До меня говорили Шор, Юр. Соколов, Б. Соколов, Петровский, после меня Мазе, Воровский, Буслаев — все указывали на неприличие тона. Тон сорвал обсуждение. Буслаев нашел 3 причины: 1) тон доклада, 2) Мою ссылку на то, что сб. «Творч[ество] Тург[енева]» написан был 3 г[ода] тому назад, 3) докладчик только критиковал, не выставляя своего «символа веры».
Я сказал, что 1) очень благодарю за то, что не был исключен из разбора, как Петров[ский], к[отор]ого он гладит по головке. В предположении, что тот за 3 года приблизился [?] к точке зрения докладчика.
2) что в его критике — меня ничего не задело за живое... К моему огорчению, он обо мне говорил тускло, тогда как о другом (я имел в виду Кононова), талантливо и остроумно[5]. «Неужели моя статья так бездарна, что ее разбранить даже нельзя было сочно и ярко.»
На упреки в «психологизме» не возражаю: 1) я это предвидел, когда шел сюда. М.И. К[енигсберг] как таковой должен был это указать согласно своему «канону». 2) споры об этом завели бы слишком далеко.. Припомним [?] Жирмунского.
Далее, статью я писал 3 года тому назад. и референт тогда подходил, м[ожет] б[ыть], к литературному] произв[едению] иначе[6], и я сам за это время изменился, и теперь эту статью написал бы по-другому.
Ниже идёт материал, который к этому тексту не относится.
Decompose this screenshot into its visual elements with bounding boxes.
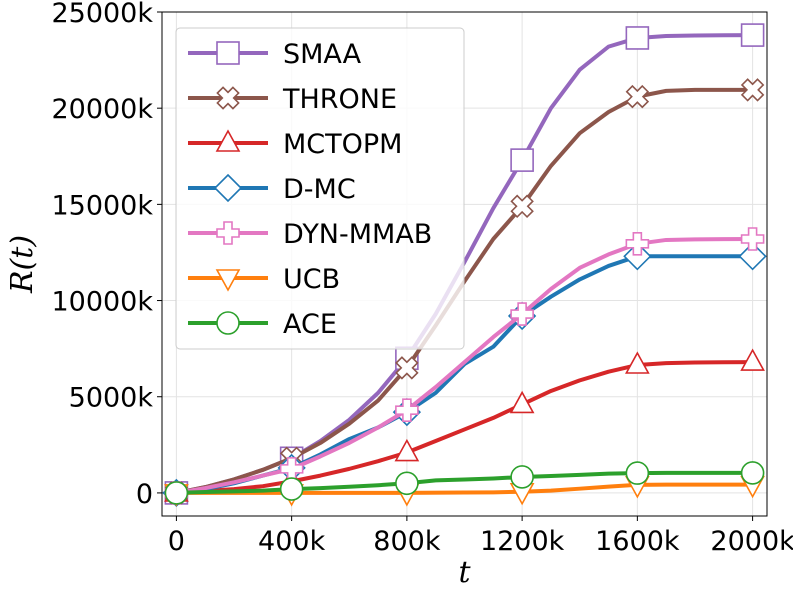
- legend-marker: [215, 129, 241, 152]
- legend-entry: THRONE: [188, 84, 397, 115]
- series-line: [174, 360, 755, 495]
- x-tick-label: 1600k: [595, 526, 680, 557]
- series-ace: [164, 461, 765, 505]
- y-tick-label: 15000k: [51, 190, 153, 221]
- data-point: [625, 461, 650, 485]
- data-point: [395, 356, 419, 380]
- data-point: [509, 390, 535, 414]
- x-tick-label: 0: [168, 526, 185, 557]
- y-tick-label: 25000k: [51, 0, 153, 29]
- data-point: [625, 26, 650, 50]
- data-point: [395, 471, 419, 496]
- legend-entry: ACE: [188, 309, 337, 340]
- legend-label: D-MC: [283, 174, 356, 205]
- legend-marker: [216, 311, 240, 335]
- y-axis-label: R(t): [5, 235, 40, 294]
- series-line: [174, 470, 755, 495]
- data-point: [625, 232, 650, 256]
- data-point: [740, 23, 765, 47]
- data-point: [164, 481, 189, 505]
- data-point: [395, 398, 419, 422]
- legend-marker: [216, 221, 240, 245]
- data-point: [510, 148, 534, 172]
- legend-entry: D-MC: [188, 173, 356, 205]
- legend-label: DYN-MMAB: [283, 219, 432, 250]
- series-line: [174, 236, 755, 495]
- legend-label: THRONE: [282, 84, 397, 115]
- legend-entry: SMAA: [188, 39, 362, 70]
- data-point: [510, 465, 534, 489]
- data-point: [740, 461, 765, 485]
- x-tick-label: 800k: [373, 526, 441, 557]
- plot-frame: [161, 11, 768, 517]
- data-point: [279, 477, 304, 501]
- y-tick-label: 10000k: [51, 287, 153, 318]
- data-point: [510, 194, 534, 219]
- legend: SMAA THRONE MCTOPM D-MC DYN-MMAB UCB ACE: [175, 27, 465, 350]
- legend-entry: MCTOPM: [188, 129, 402, 160]
- y-tick-label: 20000k: [51, 94, 153, 125]
- legend-frame: [175, 27, 465, 350]
- data-point: [740, 227, 765, 251]
- x-axis-ticks: 0 400k 800k 1200k 1600k 2000k: [168, 516, 793, 557]
- x-tick-label: 2000k: [710, 526, 793, 557]
- legend-marker: [215, 269, 241, 292]
- legend-entry: DYN-MMAB: [188, 219, 432, 250]
- data-point: [738, 242, 767, 271]
- legend-marker: [213, 173, 243, 203]
- y-axis-ticks: 0 5000k 10000k 15000k 20000k 25000k: [51, 0, 162, 510]
- x-axis-label: t: [458, 555, 471, 590]
- legend-label: UCB: [283, 264, 340, 295]
- x-tick-label: 400k: [258, 526, 326, 557]
- data-point: [394, 438, 420, 462]
- legend-marker: [216, 41, 240, 65]
- x-tick-label: 1200k: [480, 526, 565, 557]
- legend-label: ACE: [283, 309, 337, 340]
- data-point: [740, 78, 765, 102]
- data-point: [740, 348, 765, 371]
- y-tick-label: 5000k: [69, 383, 154, 414]
- data-point: [623, 242, 652, 271]
- legend-label: SMAA: [283, 39, 362, 70]
- data-point: [625, 84, 650, 109]
- data-point: [625, 351, 650, 374]
- y-tick-label: 0: [136, 479, 153, 510]
- legend-label: MCTOPM: [283, 129, 402, 160]
- legend-marker: [216, 86, 240, 110]
- legend-entry: UCB: [188, 264, 340, 295]
- data-point: [510, 302, 534, 326]
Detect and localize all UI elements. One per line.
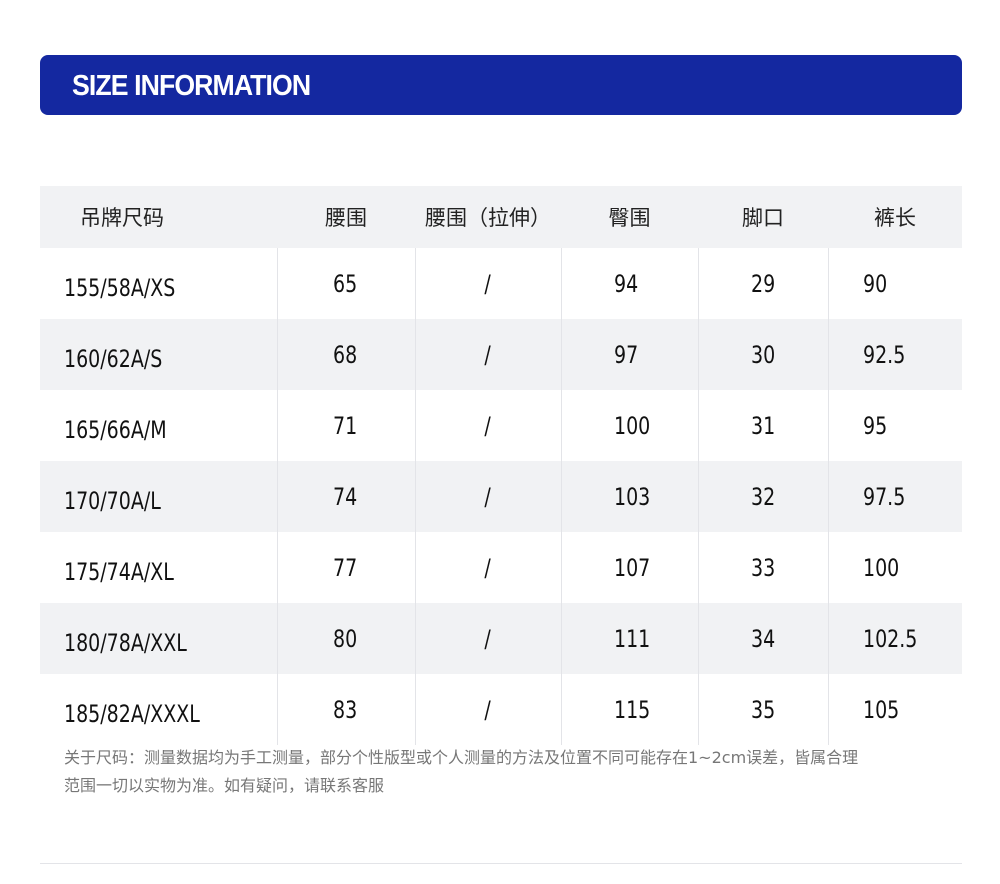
size-info-banner: SIZE INFORMATION bbox=[40, 55, 962, 115]
table-row: 185/82A/XXXL 83 / 115 35 105 bbox=[40, 674, 962, 745]
cell-waist-stretched: / bbox=[484, 482, 492, 511]
cell-leg-opening: 34 bbox=[750, 624, 775, 653]
cell-waist: 80 bbox=[332, 624, 357, 653]
cell-length: 92.5 bbox=[862, 340, 905, 369]
cell-length: 100 bbox=[862, 553, 899, 582]
cell-waist-stretched: / bbox=[484, 695, 492, 724]
cell-leg-opening: 35 bbox=[750, 695, 775, 724]
cell-waist-stretched: / bbox=[484, 269, 492, 298]
header-length: 裤长 bbox=[828, 186, 962, 248]
cell-waist: 74 bbox=[332, 482, 357, 511]
table-row: 160/62A/S 68 / 97 30 92.5 bbox=[40, 319, 962, 390]
header-waist: 腰围 bbox=[277, 186, 415, 248]
cell-waist-stretched: / bbox=[484, 553, 492, 582]
cell-leg-opening: 32 bbox=[750, 482, 775, 511]
cell-size: 165/66A/M bbox=[64, 415, 167, 444]
cell-leg-opening: 30 bbox=[750, 340, 775, 369]
cell-leg-opening: 31 bbox=[750, 411, 775, 440]
header-waist-stretched: 腰围（拉伸） bbox=[415, 186, 561, 248]
cell-waist: 68 bbox=[332, 340, 357, 369]
cell-length: 102.5 bbox=[862, 624, 917, 653]
cell-length: 95 bbox=[862, 411, 887, 440]
banner-title: SIZE INFORMATION bbox=[72, 70, 311, 102]
cell-size: 175/74A/XL bbox=[64, 557, 174, 586]
table-row: 180/78A/XXL 80 / 111 34 102.5 bbox=[40, 603, 962, 674]
cell-size: 180/78A/XXL bbox=[64, 628, 187, 657]
table-row: 155/58A/XS 65 / 94 29 90 bbox=[40, 248, 962, 319]
cell-size: 160/62A/S bbox=[64, 344, 163, 373]
table-row: 165/66A/M 71 / 100 31 95 bbox=[40, 390, 962, 461]
size-note-line-2: 范围一切以实物为准。如有疑问，请联系客服 bbox=[64, 776, 385, 795]
header-tag-size: 吊牌尺码 bbox=[40, 186, 277, 248]
cell-waist-stretched: / bbox=[484, 411, 492, 440]
cell-waist: 77 bbox=[332, 553, 357, 582]
cell-waist-stretched: / bbox=[484, 340, 492, 369]
cell-leg-opening: 33 bbox=[750, 553, 775, 582]
cell-hip: 97 bbox=[613, 340, 638, 369]
bottom-divider bbox=[40, 863, 962, 864]
cell-waist: 65 bbox=[332, 269, 357, 298]
cell-length: 90 bbox=[862, 269, 887, 298]
cell-size: 170/70A/L bbox=[64, 486, 161, 515]
cell-size: 155/58A/XS bbox=[64, 273, 176, 302]
cell-waist: 83 bbox=[332, 695, 357, 724]
cell-hip: 103 bbox=[613, 482, 650, 511]
cell-length: 105 bbox=[862, 695, 899, 724]
header-leg-opening: 脚口 bbox=[698, 186, 828, 248]
size-note-line-1: 关于尺码：测量数据均为手工测量，部分个性版型或个人测量的方法及位置不同可能存在1… bbox=[64, 748, 859, 767]
header-hip: 臀围 bbox=[561, 186, 698, 248]
cell-hip: 115 bbox=[613, 695, 650, 724]
cell-hip: 94 bbox=[613, 269, 638, 298]
cell-hip: 111 bbox=[613, 624, 650, 653]
cell-length: 97.5 bbox=[862, 482, 905, 511]
cell-hip: 107 bbox=[613, 553, 650, 582]
cell-leg-opening: 29 bbox=[750, 269, 775, 298]
cell-size: 185/82A/XXXL bbox=[64, 699, 200, 728]
cell-hip: 100 bbox=[613, 411, 650, 440]
size-note: 关于尺码：测量数据均为手工测量，部分个性版型或个人测量的方法及位置不同可能存在1… bbox=[64, 744, 964, 800]
cell-waist-stretched: / bbox=[484, 624, 492, 653]
table-row: 175/74A/XL 77 / 107 33 100 bbox=[40, 532, 962, 603]
cell-waist: 71 bbox=[332, 411, 357, 440]
table-header-row: 吊牌尺码 腰围 腰围（拉伸） 臀围 脚口 裤长 bbox=[40, 186, 962, 248]
table-row: 170/70A/L 74 / 103 32 97.5 bbox=[40, 461, 962, 532]
size-table: 吊牌尺码 腰围 腰围（拉伸） 臀围 脚口 裤长 155/58A/XS 65 / … bbox=[40, 186, 962, 745]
Как подсудимый я не хочу оправдываться. Я хотел бы быть адвокатом за своих товарищей по сборнику, но, к сожалению, не могу, т.к. опоздал и не слышал критики на них.
Возвращались втроем: Петровский, Юрий Соколов и я.
Итак, на одной неделе два скандальных заседания.
[1] Это сочинение было издано анонимно, но автор его известен — знаменитый инженер и ученый-механик Дмитрий Иванович Журавский.
[2] Евдоксия Федоровна Никитина, возглавлявшая собрания (и целое литературное предприятие) «Никитинские субботники».
[3] Рецензию Томашевского см. в: Книга и революция. 1921. № 1. С. 57—60.
[4] В дальнейшем — «О себе».
[5] Напрасно биограф Кононова скорбит, что в лице К[онова]а наука много потеряла: К[ононов] никакого отношения к науке не имел. (Примечание Розанова.) Речь идет о книге: Кононов Н.Н. Введение в историю русской литературы. М.: Задруга, 1920. 23 с. / Историко-лит. проблемы. Вып. 1.
[6] 3 года в таком возрасте — большой срок. Хотел я сказать, но не сказал. (Примечание Розанова.)